On the one hand, it seems that at times he means by “reality” something more like “perceived reality”; that is, he seems to be pointing out that how things actually are and how they may seem to any particular observer can be quite different. On its face, I think this is hardly even controversial. A more stringent and perhaps more controversial–but still, I think, very sound–claim would go slightly further: since the reality discussed by any individual or community is always reality as perceived by that individual or community, the reality we talk about can never be reality-as such. This will ruffle some feathers, no doubt, but it’s a position well-attested by a range of philosophers: not only Immanuel Kant, C.S. Peirce, Edmund Husserl, and Emmanuel Levinas–but also a deeper lineage of critical thought that stretches back to the Stoics.

Understood in this way, reality–the “real” reality–is always, ultimately, beyond our grasp to fully determine. But, importantly, this is not the same thing as saying that reality is somehow unreal or utterly absent. It is important to be able to critique our perceptions of reality–and even to go as far as to realize the radical implications of this–without allowing this critique to collapse into a naive anti-realism. Unfortunately, the history of philosophy from the late-19th century on shows that there is a lineage of thought that seems to make precisely this error, confusing the unavailability of any total certainty about reality with the conclusion that reality must simply be absent, false, and meaningless in any sense.

Thus, Whyman seems to counter what we might call call a naive perceptual-realism–“what I see just is real”–with the aforementioned naive anti-realism–“since what I see isn’t necessarily the real, there must be no real”. Presented this way, I hope it is not hard to see how the latter position is really just the inverse of the former; both take perception itself as the unquestioned starting-point. But the impact of postmodern thought should be to question perception, not reality as such. Whyman ultimately fails to do this, as far as I can see, and thus falls into a trap that seems to have befuddled many other thinkers (Nietzsche, Sartre, and Boudrillard all come to mind as probable examples, though of course this claim is not without controversy).

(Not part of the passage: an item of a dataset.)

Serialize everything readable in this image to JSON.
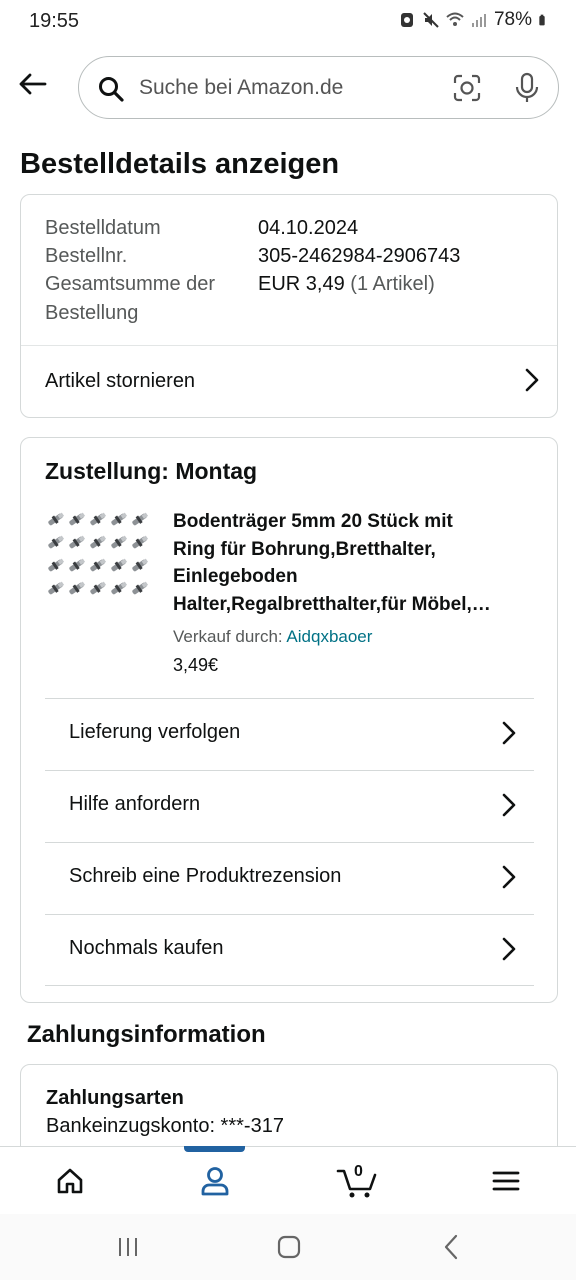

But real and valuable critique of the ways in which the perceived reality of the powerful is used to oppress others can only come about if we get comfortable occupying the awkward middle place between these two naivetes. We must be able to both recognize that our perception fails to meet reality as it is, and yet also admit that there is some reality that nonetheless constrains us, even if determining its full details remains beyond our ability (for a technical approach to appreciating this, the first third of Kant’s Critique of Pure Reason is of immense, if at times opaque, value). Living in this space will begin to show us new ways of thinking about our world and ourselves, and will also begin to reveal new options for how to organize our common life. Anything less is simply to repeat the old ways while calling them new.